The saying goes that good things come to those who wait. Somerset Mayor Eddie Girdler may take issue with that.
After a wait of about five months to find out which businesses would be selling hard liquor in Somerset, Girdler wasn’t exactly thrilled with the results. In fact, he plans on discussing the matter with the state to see what can be done to fix things.
“Let’s just say that consistent with the ordinance that was adopted after a long process with the city council, which we have successfully implemented so far, our position is that the economic impact, job creation and investment (the city was seeking) was not fully realized,” said Girdler.
“Somerset was not dealt a very good deal in terms of” the above factors, he added.
The Kentucky Office of Alcoholic Beverage Control (ABC) determined that Somerset would be awarded five licenses for retail stores to sell distilled spirits and wine. While beer and malt beverages are sold at an unlimited number of stores, harder liquor — including bourbon, vodka, rum and the like, as well as wine — may only be sold by a certain number of licensed retailers, a “quota.”

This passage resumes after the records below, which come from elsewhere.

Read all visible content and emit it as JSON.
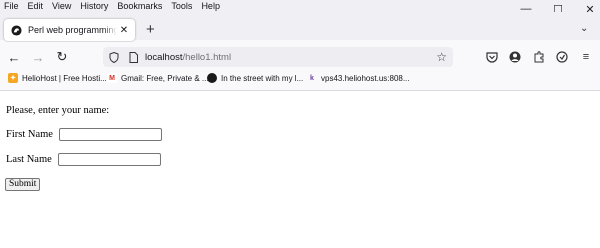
{
  "menu": [
    "File",
    "Edit",
    "View",
    "History",
    "Bookmarks",
    "Tools",
    "Help"
  ],
  "window_controls": {
    "minimize": "—",
    "maximize": "☐",
    "close": "✕"
  },
  "tab": {
    "title": "Perl web programming (HTML i"
  },
  "url": {
    "host": "localhost",
    "path": "/hello1.html"
  },
  "bookmarks": [
    {
      "label": "HelioHost | Free Hosti...",
      "icon": "heliohost-icon"
    },
    {
      "label": "Gmail: Free, Private & ...",
      "icon": "gmail-icon"
    },
    {
      "label": "In the street with my l...",
      "icon": "perl-camel-icon"
    },
    {
      "label": "vps43.heliohost.us:808...",
      "icon": "vps-icon"
    }
  ],
  "page": {
    "prompt": "Please, enter your name:",
    "first_name_label": "First Name",
    "first_name_value": "",
    "last_name_label": "Last Name",
    "last_name_value": "",
    "submit_label": "Submit"
  }
}
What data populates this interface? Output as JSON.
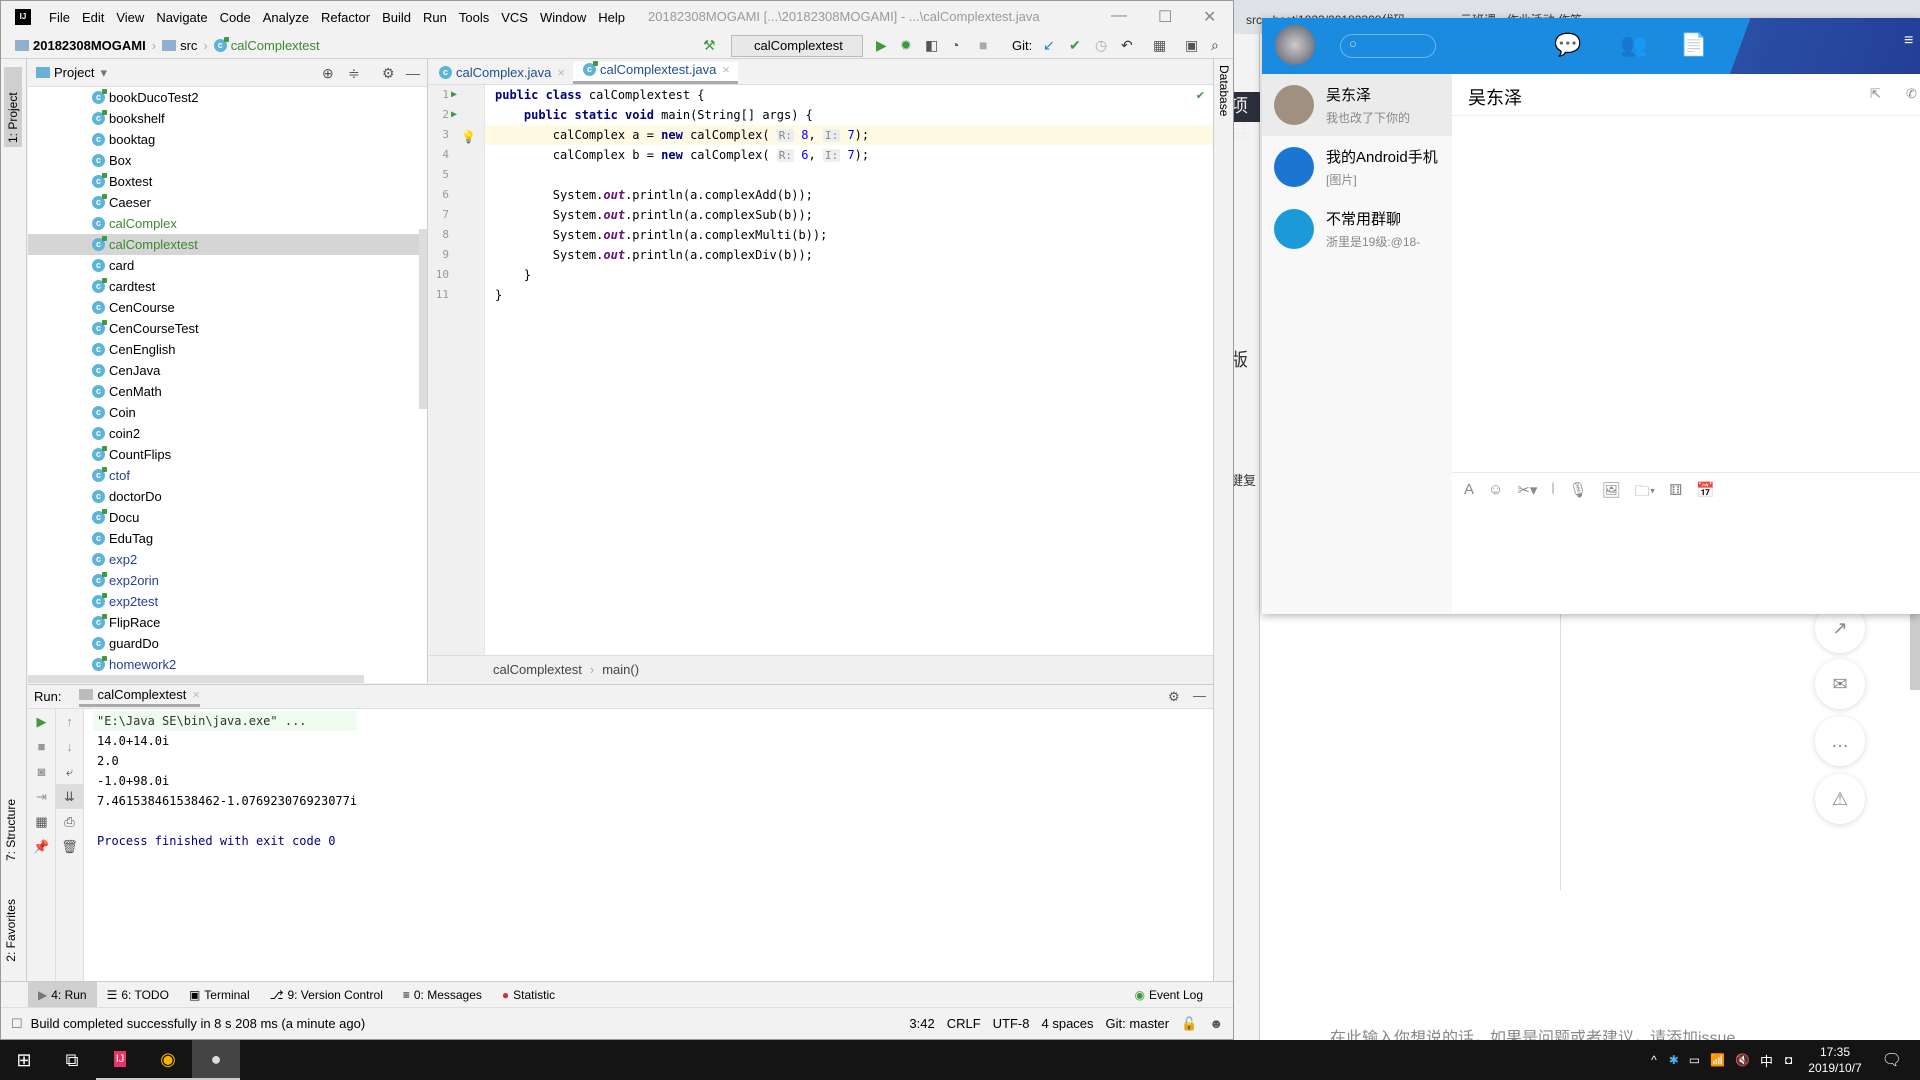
{
  "browser": {
    "tabs": [
      {
        "label": "src · hasti1823/20182308代码"
      },
      {
        "label": "云班课 - 作业活动 作答"
      }
    ],
    "side_texts": [
      "项目",
      "版",
      "鍵复"
    ],
    "bottom_text": "在此输入你想说的话，如果是问题或者建议，请添加issue"
  },
  "ide": {
    "menu": [
      "File",
      "Edit",
      "View",
      "Navigate",
      "Code",
      "Analyze",
      "Refactor",
      "Build",
      "Run",
      "Tools",
      "VCS",
      "Window",
      "Help"
    ],
    "window_title": "20182308MOGAMI [...\\20182308MOGAMI] - ...\\calComplextest.java",
    "breadcrumb": {
      "project": "20182308MOGAMI",
      "folder": "src",
      "file": "calComplextest"
    },
    "run_config": "calComplextest",
    "git_label": "Git:",
    "project_panel": {
      "title": "Project",
      "items": [
        {
          "name": "bookDucoTest2",
          "run": true,
          "style": ""
        },
        {
          "name": "bookshelf",
          "run": true,
          "style": ""
        },
        {
          "name": "booktag",
          "run": false,
          "style": ""
        },
        {
          "name": "Box",
          "run": false,
          "style": ""
        },
        {
          "name": "Boxtest",
          "run": true,
          "style": ""
        },
        {
          "name": "Caeser",
          "run": true,
          "style": ""
        },
        {
          "name": "calComplex",
          "run": false,
          "style": "green"
        },
        {
          "name": "calComplextest",
          "run": true,
          "style": "green",
          "selected": true
        },
        {
          "name": "card",
          "run": false,
          "style": ""
        },
        {
          "name": "cardtest",
          "run": true,
          "style": ""
        },
        {
          "name": "CenCourse",
          "run": false,
          "style": ""
        },
        {
          "name": "CenCourseTest",
          "run": true,
          "style": ""
        },
        {
          "name": "CenEnglish",
          "run": false,
          "style": ""
        },
        {
          "name": "CenJava",
          "run": false,
          "style": ""
        },
        {
          "name": "CenMath",
          "run": false,
          "style": ""
        },
        {
          "name": "Coin",
          "run": false,
          "style": ""
        },
        {
          "name": "coin2",
          "run": false,
          "style": ""
        },
        {
          "name": "CountFlips",
          "run": true,
          "style": ""
        },
        {
          "name": "ctof",
          "run": true,
          "style": "blue"
        },
        {
          "name": "doctorDo",
          "run": false,
          "style": ""
        },
        {
          "name": "Docu",
          "run": true,
          "style": ""
        },
        {
          "name": "EduTag",
          "run": false,
          "style": ""
        },
        {
          "name": "exp2",
          "run": false,
          "style": "blue"
        },
        {
          "name": "exp2orin",
          "run": true,
          "style": "blue"
        },
        {
          "name": "exp2test",
          "run": true,
          "style": "blue"
        },
        {
          "name": "FlipRace",
          "run": true,
          "style": ""
        },
        {
          "name": "guardDo",
          "run": false,
          "style": ""
        },
        {
          "name": "homework2",
          "run": true,
          "style": "blue"
        }
      ]
    },
    "editor": {
      "tabs": [
        {
          "label": "calComplex.java",
          "active": false
        },
        {
          "label": "calComplextest.java",
          "active": true
        }
      ],
      "lines": [
        {
          "n": "1",
          "html": "<span class='kw'>public class</span> calComplextest {",
          "run": true
        },
        {
          "n": "2",
          "html": "    <span class='kw'>public static void</span> main(String[] args) {",
          "run": true
        },
        {
          "n": "3",
          "html": "        calComplex a = <span class='kw'>new</span> calComplex( <span class='hint'>R:</span> <span class='num'>8</span>, <span class='hint'>I:</span> <span class='num'>7</span>);",
          "current": true
        },
        {
          "n": "4",
          "html": "        calComplex b = <span class='kw'>new</span> calComplex( <span class='hint'>R:</span> <span class='num'>6</span>, <span class='hint'>I:</span> <span class='num'>7</span>);"
        },
        {
          "n": "5",
          "html": ""
        },
        {
          "n": "6",
          "html": "        System.<span class='it'>out</span>.println(a.complexAdd(b));"
        },
        {
          "n": "7",
          "html": "        System.<span class='it'>out</span>.println(a.complexSub(b));"
        },
        {
          "n": "8",
          "html": "        System.<span class='it'>out</span>.println(a.complexMulti(b));"
        },
        {
          "n": "9",
          "html": "        System.<span class='it'>out</span>.println(a.complexDiv(b));"
        },
        {
          "n": "10",
          "html": "    }"
        },
        {
          "n": "11",
          "html": "}"
        }
      ],
      "crumb": [
        "calComplextest",
        "main()"
      ]
    },
    "right_stripe": "Database",
    "left_stripe": [
      "1: Project",
      "7: Structure",
      "2: Favorites"
    ],
    "run_panel": {
      "label": "Run:",
      "tab": "calComplextest",
      "output": [
        "\"E:\\Java SE\\bin\\java.exe\" ...",
        "14.0+14.0i",
        "2.0",
        "-1.0+98.0i",
        "7.461538461538462-1.076923076923077i",
        "",
        "Process finished with exit code 0"
      ]
    },
    "tool_windows": [
      "4: Run",
      "6: TODO",
      "Terminal",
      "9: Version Control",
      "0: Messages",
      "Statistic"
    ],
    "event_log": "Event Log",
    "status": {
      "message": "Build completed successfully in 8 s 208 ms (a minute ago)",
      "position": "3:42",
      "line_sep": "CRLF",
      "encoding": "UTF-8",
      "indent": "4 spaces",
      "git": "Git: master"
    }
  },
  "qq": {
    "search_placeholder": "",
    "conversations": [
      {
        "name": "吴东泽",
        "msg": "我也改了下你的",
        "selected": true,
        "color": "#a09080"
      },
      {
        "name": "我的Android手机",
        "msg": "[图片]",
        "color": "#1a76d2"
      },
      {
        "name": "不常用群聊",
        "msg": "浙里是19级:@18-",
        "color": "#1a9ad8"
      }
    ],
    "chat_title": "吴东泽"
  },
  "taskbar": {
    "time": "17:35",
    "date": "2019/10/7",
    "ime": "中"
  }
}
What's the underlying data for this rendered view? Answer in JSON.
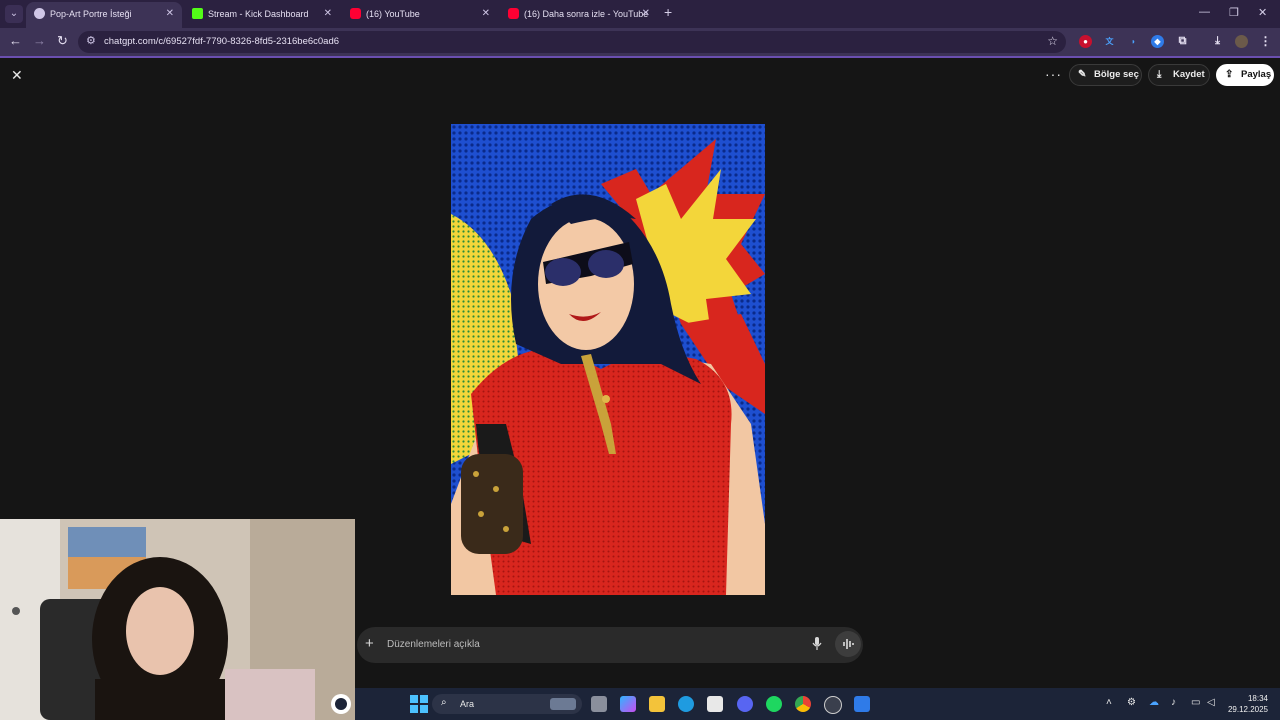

The state ABC office also determined which applicants were awarded those five licenses — out of a field of more than three times that many.
Among that number were two Kentucky-based large volume retailers — Liquor Mart, which operates stores in Richmond, Lancaster, and Danville, and Liquor World, which can be found in Richmond and as of 2011, in Manchester.
Neither was awarded a license. The state ABC office sent letters on Wednesday to two national pharmacy chain stores with locations in Somerset — Rite-Aid and Walgreens (fellow drug store CVS applied but did not receive a license) — and three local entrepreneurs.
Nathan Jones, spokesperson for Kentucky ABC, told the Commonwealth Journal that the process of choosing which stores were selected involved “the administrator” — which had been Danny Reed; he was replaced by ABC commissioner Tony Dehner only days ago — going to visit the local ABC administrator (Somerset’s is Nick Bradley). The visit would include touring the properties that would house the stores and discussing the needs of the community with local officials, according to Jones.